The result is truly incredible, and is similar to his other installations in New York, London, Lisbon and many cities around the world. But Cork isn't the Big Apple, and you'd have been a bit naive to think that in a small city you wouldn't find yourself standing next to Mrs Murphy from Number 47.
So fair play to the people who were brave enough to, er, brave it. In fact, the artist was delighted and surprised that so many agreed to take part. While the Blarney installation was over-subscribed, the mirroring Dublin one, due for shooting on midsummer's day next Saturday in the Docklands, still has a few spaces left if you're feeling inspired.
Personal
Whether or not you perceive such photos as "art" is personal, of course, but what it has managed to achieve is the popping of the myth that everyone else has a better body than you.
When we're used to being bombarded with magazine and television images of what the body beautiful is supposed to look like -- if only we dieted properly, wore designer clothes, had a sympathetic surgeon and a personal trainer, it can become wearying, if not downright depressing to regard your own nakedness in the mirror and despair at ever getting the droopy bits to migrate upwards, the flabby bits to suck in and the dangly bits to become anything approaching attractive.
Any woman who has ever had a baby looks like she's eaten a beanbag for years afterwards anyway, and bears no relation to the size zero celebs who bounce back into a bikini five minutes after giving birth (and launching their latest I-don't-know-what-the-big-fuss-was-about fitness and exercise book).
And anyone at all on the wrong side of 40 has an uphill battle on their hands to keep all their bits in the right place. Knowing nobody else has the ability to defy gravity either is reassuring rather than depressing. How refreshing it is to actually see all those bodies in the flesh and think, whoa, actually, I look a bit like her there, and her, and that one there. In fact, amid all the soft tissue you'd be hard-pressed to pick out too many who actually look like any of the bikini-clad set we're so used to seeing. Look carefully now and compare what you see to the shape of the starlets, wags and models captured cavorting in their bikinis by some poolside. Can you spot the difference?
And isn't that good to know?
awe
Maybe if we all saw celebrities in magazines in their full birthday suits rather than air-brushed to perfection, we wouldn't be so in awe of them or try to emulate them. Even top models say there are things they hate about their bodies, and they're probably right. But when it's your job to measure yourself against someone equally beautiful, or you're the tiniest bit insecure, it can be an awfully high standard to keep.
For the rest of us, knowing we're sort of somewhere average and normal is perfectly fine. And if art works such as these give us any comfort in that regard, even though that's not at all the artist's aim, then it's all to the good.
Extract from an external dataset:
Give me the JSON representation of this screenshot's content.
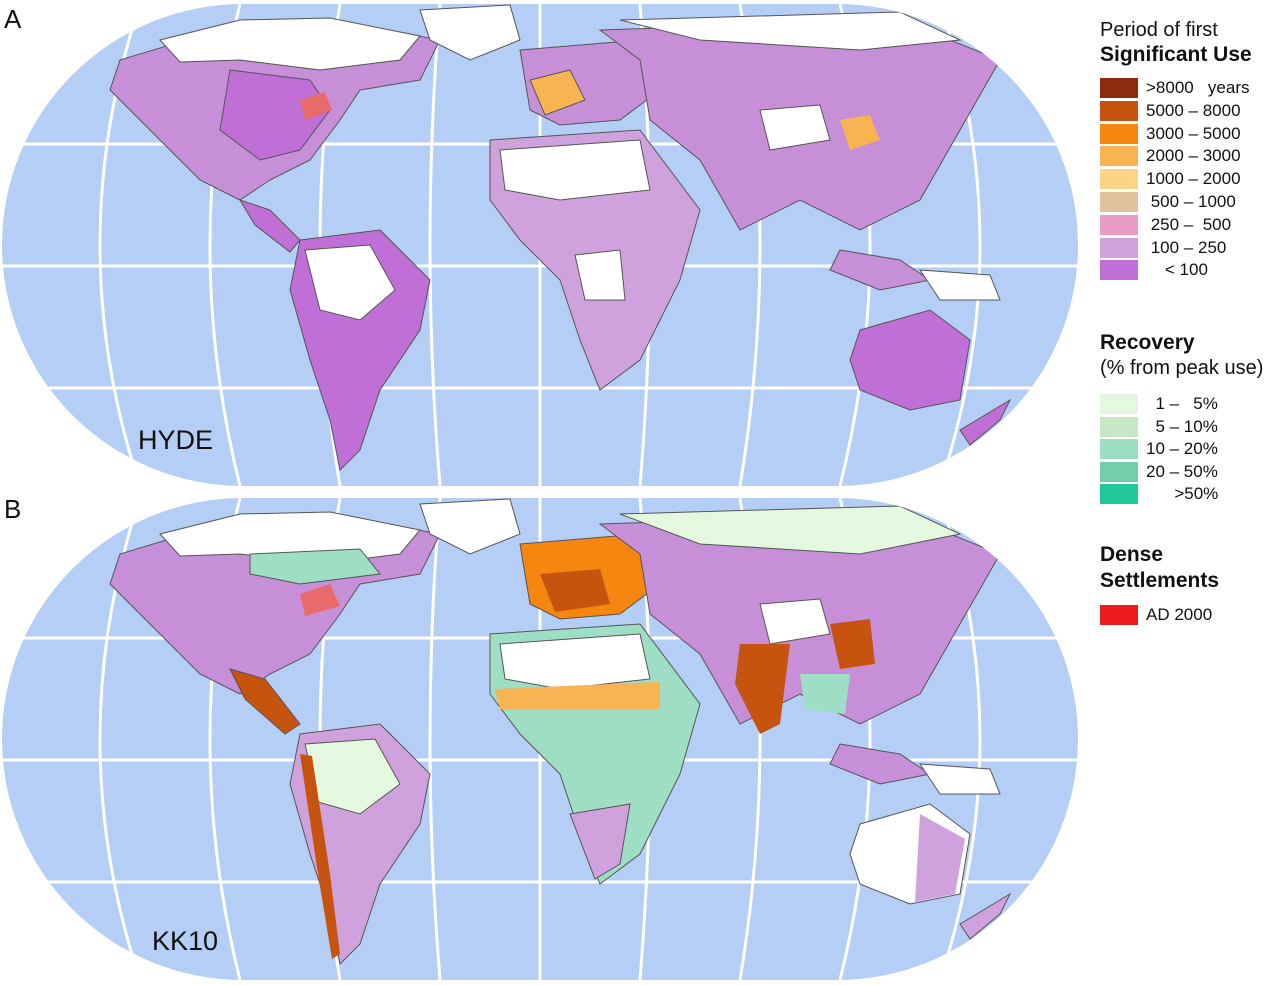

On the radio people were interviewed as to why they took part in the project. Many said they thought it was a bit of craic, or their friend was doing it or they happened to hear about it and came along, but it was heartening to hear one woman who said she had turned up to celebrate her recovery from breast cancer, "to celebrate being well and fit", she said.
If that isn't a good enough reason to love your body, I don't know what is.